One Mile from Home

A 1-minute test of your 'hood's walkability.
This post is 2 in the series: The Year of Living Car-lessly Experiment

2007 update: Inspired in part by this post, a Sightline friend/tech whiz created Walk Score, an online tool to explore and score your neighborhood’s walkability. Check your score and comment on it !

Pedestrian stationwagonLast week, I displayed the wreckage of our 1986 stationwagon; this week, its replacement: our 1996 Burley stroller/bike trailer. (It’s Cascadia-made in Eugene, Oregon.)

The kids have long-since outgrown the thing. But since we decided to experiment in car-less living, we’ve resurrected it to haul groceries, library books, and (recently) a broken vacuum cleaner.

The Burley’s range is only as far as you want to push it.

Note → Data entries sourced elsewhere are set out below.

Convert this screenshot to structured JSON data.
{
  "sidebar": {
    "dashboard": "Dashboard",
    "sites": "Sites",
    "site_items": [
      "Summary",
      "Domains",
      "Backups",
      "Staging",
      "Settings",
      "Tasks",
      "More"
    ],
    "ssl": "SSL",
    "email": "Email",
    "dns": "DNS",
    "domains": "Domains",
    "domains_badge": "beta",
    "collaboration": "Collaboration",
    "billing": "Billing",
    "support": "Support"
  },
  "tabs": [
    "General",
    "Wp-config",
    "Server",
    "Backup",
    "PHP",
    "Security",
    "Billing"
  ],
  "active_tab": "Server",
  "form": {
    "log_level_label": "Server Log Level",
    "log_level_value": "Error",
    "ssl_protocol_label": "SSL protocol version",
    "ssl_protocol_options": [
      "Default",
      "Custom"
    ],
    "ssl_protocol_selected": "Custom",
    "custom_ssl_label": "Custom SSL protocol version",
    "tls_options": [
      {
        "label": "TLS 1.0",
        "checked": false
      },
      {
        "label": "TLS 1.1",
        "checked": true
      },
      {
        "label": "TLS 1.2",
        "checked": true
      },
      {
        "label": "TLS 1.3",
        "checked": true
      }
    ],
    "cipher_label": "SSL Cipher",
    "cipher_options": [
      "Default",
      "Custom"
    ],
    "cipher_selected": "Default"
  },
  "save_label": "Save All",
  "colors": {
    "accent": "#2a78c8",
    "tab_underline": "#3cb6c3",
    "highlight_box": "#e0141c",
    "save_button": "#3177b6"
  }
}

And for my family, that limit seems to be about one mile. Less than a mile is a comfortable walk; more is a burden. (To extend the range, we can fit the Burley to a bicycle—on which, more another day.)

A one-mile perimeter, therefore, defines this car-less family’s pedestrian travel zone—call it our “walkshed.” Fortunately, because we chose to live in a compact community, our walkshed turns out to be well stocked.

We can stroll to scores of shops and services—248 to be precise. I know because I counted. You can, too, in less than 60 seconds. I’ll tell you how in a moment.


Sunset BowlAmong the establishments in our domain are a bowling alley, a produce stand, a movie theater, and a hardware store, plus public institutions such as our post office, swimming pool, farmers’ market, and skate park (new and very cool!).

We’ve got pairs of independent booksellers, thrift stores (we know them well), and bakeries (ditto). Three pharmacies, three yoga studios, and three video stores offer us medication, meditation, and mesmerization, respectively. Five grocers and six dry cleaners compete for our appetites and our wrinkles. Nine barbers eye our locks. Dozens of specialty shops hawk their curiosities in the range of our Burley: one sells only flags, another only gifts from Norway, a third only old magazines.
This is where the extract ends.